Сегодня, когда по отделу пронесся слух, что на самой окраине города в театре замочили какую-то бабу режиссера, я, скажу честно, испытал даже внутреннее удовлетворение. Злорадно подумал: «Тоже, небось, внебрачная дочь какого-нибудь народного артиста». – «Историческая справедливость, она восторжествует и без нашего участия, – вспомнил я опять же напутствие отца, – главное, ей, справедливости, не препятствовать в этом, не мешать». И вот одной папиной дочкой, которая, возможно, заняла именно мое место, стало меньше. Я знаю, что нехорошо так думать, ну уж что в голову пришло, то пришло.

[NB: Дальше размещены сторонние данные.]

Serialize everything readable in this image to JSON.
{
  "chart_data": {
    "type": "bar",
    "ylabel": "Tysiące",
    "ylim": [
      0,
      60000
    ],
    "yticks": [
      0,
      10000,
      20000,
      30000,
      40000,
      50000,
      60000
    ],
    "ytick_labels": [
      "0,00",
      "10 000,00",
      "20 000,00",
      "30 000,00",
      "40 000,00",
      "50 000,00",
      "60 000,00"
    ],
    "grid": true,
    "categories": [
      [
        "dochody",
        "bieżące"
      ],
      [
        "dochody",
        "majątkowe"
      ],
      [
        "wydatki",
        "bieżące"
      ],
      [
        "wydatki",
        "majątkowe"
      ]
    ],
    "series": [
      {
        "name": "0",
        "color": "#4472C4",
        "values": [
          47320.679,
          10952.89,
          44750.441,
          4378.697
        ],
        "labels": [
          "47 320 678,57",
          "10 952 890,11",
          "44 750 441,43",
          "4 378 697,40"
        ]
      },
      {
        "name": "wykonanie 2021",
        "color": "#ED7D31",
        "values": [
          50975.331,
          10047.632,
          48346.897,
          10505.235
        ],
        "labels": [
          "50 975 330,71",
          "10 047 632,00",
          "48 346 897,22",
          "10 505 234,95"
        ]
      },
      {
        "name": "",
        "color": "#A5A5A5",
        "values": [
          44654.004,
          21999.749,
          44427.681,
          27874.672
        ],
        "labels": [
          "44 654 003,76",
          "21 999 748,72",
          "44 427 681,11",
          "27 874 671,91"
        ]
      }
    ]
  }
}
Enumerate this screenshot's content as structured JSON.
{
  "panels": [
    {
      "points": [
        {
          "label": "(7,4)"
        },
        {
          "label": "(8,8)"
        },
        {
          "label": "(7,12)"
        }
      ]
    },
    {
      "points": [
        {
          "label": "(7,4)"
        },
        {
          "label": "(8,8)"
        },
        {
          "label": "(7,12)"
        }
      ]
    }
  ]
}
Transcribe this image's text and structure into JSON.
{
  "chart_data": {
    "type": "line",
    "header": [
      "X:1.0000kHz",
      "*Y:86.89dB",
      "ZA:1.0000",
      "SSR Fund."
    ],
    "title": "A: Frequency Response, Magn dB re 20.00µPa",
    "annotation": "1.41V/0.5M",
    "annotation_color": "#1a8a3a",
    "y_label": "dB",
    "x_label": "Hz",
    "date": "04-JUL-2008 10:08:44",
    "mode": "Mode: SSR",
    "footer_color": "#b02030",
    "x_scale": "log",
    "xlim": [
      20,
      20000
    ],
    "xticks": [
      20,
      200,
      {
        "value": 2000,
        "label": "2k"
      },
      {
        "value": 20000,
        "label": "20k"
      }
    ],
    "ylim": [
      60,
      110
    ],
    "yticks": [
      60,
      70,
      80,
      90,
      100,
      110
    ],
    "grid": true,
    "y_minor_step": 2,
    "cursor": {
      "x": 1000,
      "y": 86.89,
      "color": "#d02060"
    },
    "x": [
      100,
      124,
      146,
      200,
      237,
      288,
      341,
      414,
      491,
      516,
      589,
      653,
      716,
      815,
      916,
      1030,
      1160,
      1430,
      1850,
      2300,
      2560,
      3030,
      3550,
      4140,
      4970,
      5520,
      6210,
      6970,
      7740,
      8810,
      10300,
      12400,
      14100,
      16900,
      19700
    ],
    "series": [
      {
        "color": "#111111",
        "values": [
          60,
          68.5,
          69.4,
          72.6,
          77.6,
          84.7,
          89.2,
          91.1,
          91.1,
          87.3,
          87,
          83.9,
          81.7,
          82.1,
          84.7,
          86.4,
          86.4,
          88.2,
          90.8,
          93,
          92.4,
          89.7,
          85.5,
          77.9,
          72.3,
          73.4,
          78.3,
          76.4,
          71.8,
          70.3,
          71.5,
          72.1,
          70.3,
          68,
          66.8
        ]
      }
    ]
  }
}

Режиссера замочили в старом полуразвалившемся доме с давно выселенными жильцами. Стекол в окнах не было одни зияющие проемы. Это было место, где разворачивалось театральное действо. Я когда-то читал, что английский режиссер Питер Брук тоже ставил спектакль на развалинах, кажется, оперу «Кармен». Доморощенная «Брукиня» взялась ставить в «естественных декорациях» пушкинского «Каменного гостя». Нет, меня заставило возмутиться отнюдь не это обстоятельство, а то, что режиссерша сама взялась играть в спектакле роль Лауры – «осьмнадцатилетней куртизанки», хотя самой женщине было почти пятьдесят, называется, дорвалась. Седая, морщинистая (я видел фотографию трупа), и на тебе: куртизанка!

Обстоятельства её смерти были таковы. Дон Карлос спросил: «…Но, когда твои глаза впадут и веки, сморщась, почернеют, и седина в косе твоей мелькнет, и станут называть тебя старухой, тогда, что скажешь ты?» Пятидесятилетняя куртизанка, на мгновение якобы задумавшись, произнесла: «Зачем об этом думать?» А затем, топнув ногой, велела поклоннику: «Приди, – открой балкон». Тот, кто изображал Дона Карлоса, сделал вид, что открыл. Старушенция подалась всем телом в проем окна и с придыханием заголосила пушкинскую строфу: «Как небо тихо; недвижим тёплый воздух, ночь лимоном и лавром пахнет…». Именно в этот момент откуда-то снаружи сверху свесилась вверх ногами фигура мужика. Его голова зависла в проеме, затем он выхватил нож, резанул великовозрастную куртизанку по горлу и взмыл вверх. Лаура рухнула на пол, а труппа, в полном составе наблюдавшая за тем, как репетирует их патронесса, ахнула, а затем, как по команде, каждый схватил свой мобильник и стал вызывать скорую.

Это то, что рассказывали о происшествии в отделе. Дело было, конечно, для ментов, но его передали нам, и вот по какой причине. Оказалось, что убитая была осведомителем ФСБ. Сам я на осмотр трупа не ездил не люблю трупаков. И вот почему: в меня после встречи с ними пиво не лезет. Вот не лезет, и всё! Организм особенный. А это значит, что вечер после свидания с трупом для меня проходит зря. Нет, меня, конечно, вызывали на осмотр тела, но я отвертелся. Причем отвертелся так, что можно как анекдот рассказывать.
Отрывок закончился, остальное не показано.